The BCS, for all its flaws, makes every regular season game mean something. And there are other major sports who need that same affect. When was the last time you cared who won an NBA regular season game? 1999? 1974? They mean nothing. And it is the same with the NHL. Over half the league makes the playoffs. No one, two, or even dozen regular season games mean anything more than bragging rights. College basketball has the same problem, and because of tournament expansion, it will get worse as the years go on. If Duke plays Purdue the first week of this coming basketball season, that could be a Final Four preview. Two top ten teams battling against each other early on in the year to see where they stand. But it will be nothing more than that. Three weeks later it won't mean a thing who won that game. Both schools will make the NCAA tournament no matter the outcome of that game. Neither schools' championship hopes will go up or down based on the final score. The regular season means nothing.
It could be argued that NCAA basketball would be better off with a BCS than with their current tournament. Since it could be argued, I will now argue it. Currently, the top 50ish teams make the NCAA tournament. The rest of the field is made up of conference winners who aren't as good as many teams being left out of the field. The tournament itself is so popular because of the atmosphere, the chance for a buzzer beating shot, and the hopes of a Cinderella run by a small school. And yet, if by some chance, a team clearly not in the top 25 in the nation, went on to win the tournament, would this be better than what the BCS would hypothetically supply? The argument against the BCS is that it doesn't always give us the best team because a school or two each year gets left out of the title game by the numbers. And yet, the BCS always gives us a champion who at least deserves to fight for it, right?
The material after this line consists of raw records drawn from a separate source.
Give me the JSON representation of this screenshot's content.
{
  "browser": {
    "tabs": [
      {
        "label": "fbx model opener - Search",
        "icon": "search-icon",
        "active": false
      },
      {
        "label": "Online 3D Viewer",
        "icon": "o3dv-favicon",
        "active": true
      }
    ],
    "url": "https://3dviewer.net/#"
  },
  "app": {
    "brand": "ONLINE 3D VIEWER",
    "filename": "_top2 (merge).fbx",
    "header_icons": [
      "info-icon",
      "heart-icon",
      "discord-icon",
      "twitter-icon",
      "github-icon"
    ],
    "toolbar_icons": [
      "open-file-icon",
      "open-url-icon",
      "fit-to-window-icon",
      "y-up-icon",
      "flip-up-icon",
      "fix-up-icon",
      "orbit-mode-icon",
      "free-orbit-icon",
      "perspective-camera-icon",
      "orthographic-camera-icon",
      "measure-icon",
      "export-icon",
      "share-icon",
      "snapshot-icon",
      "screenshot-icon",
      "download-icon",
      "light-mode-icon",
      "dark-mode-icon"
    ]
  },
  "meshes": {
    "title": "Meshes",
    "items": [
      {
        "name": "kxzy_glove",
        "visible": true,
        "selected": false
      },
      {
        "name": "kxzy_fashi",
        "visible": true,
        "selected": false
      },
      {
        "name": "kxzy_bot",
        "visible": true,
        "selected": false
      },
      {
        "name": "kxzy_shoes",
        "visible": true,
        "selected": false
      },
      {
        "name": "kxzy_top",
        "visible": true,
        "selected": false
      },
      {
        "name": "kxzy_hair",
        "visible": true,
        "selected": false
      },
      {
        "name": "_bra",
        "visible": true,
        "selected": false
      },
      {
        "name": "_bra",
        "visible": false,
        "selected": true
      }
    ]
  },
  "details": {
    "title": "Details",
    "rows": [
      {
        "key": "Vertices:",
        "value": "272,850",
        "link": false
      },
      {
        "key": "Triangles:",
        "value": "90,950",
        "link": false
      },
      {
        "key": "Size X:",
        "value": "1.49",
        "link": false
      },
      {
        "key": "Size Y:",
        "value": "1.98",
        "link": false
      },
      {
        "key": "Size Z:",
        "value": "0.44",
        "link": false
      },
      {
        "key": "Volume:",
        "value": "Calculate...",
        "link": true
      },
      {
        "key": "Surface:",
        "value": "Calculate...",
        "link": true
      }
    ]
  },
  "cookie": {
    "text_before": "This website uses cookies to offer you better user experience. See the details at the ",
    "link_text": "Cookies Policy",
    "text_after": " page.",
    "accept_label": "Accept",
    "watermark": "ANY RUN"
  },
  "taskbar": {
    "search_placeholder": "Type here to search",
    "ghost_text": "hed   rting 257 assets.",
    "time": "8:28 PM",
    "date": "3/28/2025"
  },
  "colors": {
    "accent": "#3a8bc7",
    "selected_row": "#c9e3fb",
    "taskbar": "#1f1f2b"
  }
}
Can the same be said for the NCAA basketball tournament? Does Utah State really deserve a shot at being national champion? Is there any scenario where Richmond could be thought of as the number one team in America? Butler had their chance, and yet Butler has been a top 15 school every year for the past half dozen. Should a school ranked essentially outside the top 50 in the nation really deserve the right to be battling to be number one? Basketball gives this chance. Football rightly does not.
I'm not in love with the BCS formula because, as I've stated, my school's championship hopes are already dashed, just one game into the season. And yet, the alternative seems worse. I have never in my life watched an entire NHL regular season game. Even though I love basketball, this past season, I only watched one NBA regular season game in its entirety, and that was because I attended it. College basketball is right around the corner and yet, no one cares until March.
In a world where so many leagues make so many games inconsequential, isn't it time to appreciate the BCS for what it does? Thank you Bowl Championship Series. Thank you for making college football four months of playoffs.